Spatial variations in membrane properties in the intact rat lens.

We have used linear frequency domain techniques to measure impedance at various locations and depths in the intact rat lens. The data are used to obtain best-fit solutions to a new electrical model based on lens structure, allowing us to estimate localized conductances of surface cell membranes (Gs), fiber cell membranes (gm), and gap junctions (Gj) as functions of position. We find that gm is small and fairly uniform throughout the lens (2.02 +/- 0.58 microS/cm2); for the anterior surface-epithelial cells Gs = 1.26 +/- 0.19 mS/cm2; for the posterior surface differentiating fiber cells Gs = 0.46 +/- 0.04 mS/cm2. Thus, Gs varies about the equator in a stepwise fashion. Gj between fiber cells at locations interior to 80% of the radius is fairly uniform (0.75 S/cm2); but in the outer 20% Gj varies smoothly and symmetrically from both poles (0.66 S/cm2) to equator (5.95 S/cm2). This pattern of variation in Gj is similar to the pattern of inward and outward currents reported by Robinson and Patterson (1983. Curr.
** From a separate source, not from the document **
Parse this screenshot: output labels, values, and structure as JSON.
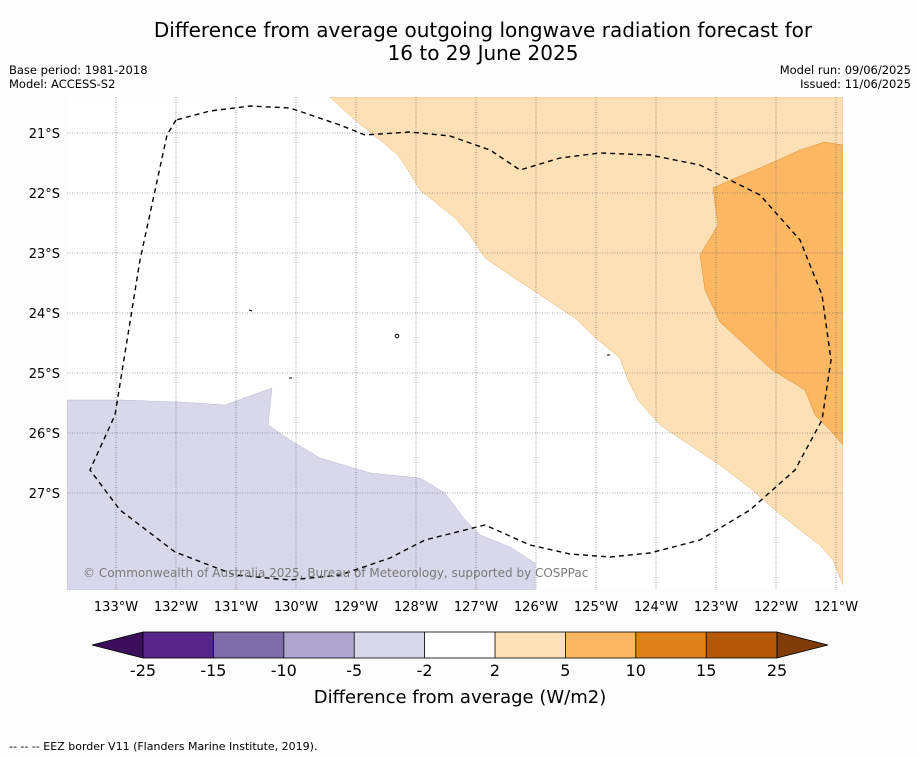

Eye Res. 2:843-847). We therefore suggest that the nonuniform distribution of functional gap junctions, not the surface cell conductance or Na/K pumps, may be responsible for directing these current flows. Gap junctional uncoupling during exposure to elevated calcium and acidification was also examined. High calcium (20 mM, with the calcium ionophore A23187) produced modest (twofold) irreversible uncoupling along with large, irreversible decreases in membrane potential. We did not pursue this further. Acidification with 20 and 100% CO2-bubbled Tyrode's produced 5- and 15-fold reversible uncoupling, respectively, only in the outer 20% of the lens radius. The remaining inner 80% of the lens gap junctions seemed resistant to the acidification and did not uncouple.